Either way, I'm not certain that splitting ranges based on disk size is such a
great idea. As a follow on ticket it might be sensible to permit two category
of disks: archive for slow and cold data, and live disks for faster data.
Splitting by capacity seems likely to create undesirable performance
characteristics, as two similarly performant disks with different capacities
would lead to worse performance for the data residing on the larger disks.
On the whole I'm +1 this change anyway, the more I think about it. I had been
vaguely considering something along these lines to optimise flush performance,
but it seems we can get this for free along with improving correctness, which
is great.
> Drive replacement in JBOD can cause data to reappear.
> ------------------------------------------------------
>
> Key: CASSANDRA-6696
> URL: https://issues.apache.org/jira/browse/CASSANDRA-6696
> Project: Cassandra
> Issue Type: Improvement
> Components: Core
> Reporter: sankalp kohli
> Assignee: Marcus Eriksson
> Fix For: 3.0
>
>
> In JBOD, when someone gets a bad drive, the bad drive is replaced with a new
> empty one and repair is run.
> This can cause deleted data to come back in some cases.
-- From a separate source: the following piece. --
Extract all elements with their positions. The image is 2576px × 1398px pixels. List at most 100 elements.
Also this is true for
> corrupt stables in which we delete the corrupt stable and run repair.
> Here is an example:
> Say we have 3 nodes A,B and C and RF=3 and GC grace=10days.
> row=sankalp col=sankalp is written 20 days back and successfully went to all
> three nodes.
> Then a delete/tombstone was written successfully for the same row column 15
> days back.
> Since this tombstone is more than gc grace, it got compacted in Nodes A and B
> since it got compacted with the actual data. So there is no trace of this row
> column in node A and B.
> Now in node C, say the original data is in drive1 and tombstone is in drive2.
> Compaction has not yet reclaimed the data and tombstone.
> Drive2 becomes corrupt and was replaced with new empty drive.
> Due to the replacement, the tombstone in now gone and row=sankalp col=sankalp
> has come back to life.
> Now after replacing the drive we run repair. This data will be propagated to
> all nodes.
> Note: This is still a problem even if we run repair every gc grace.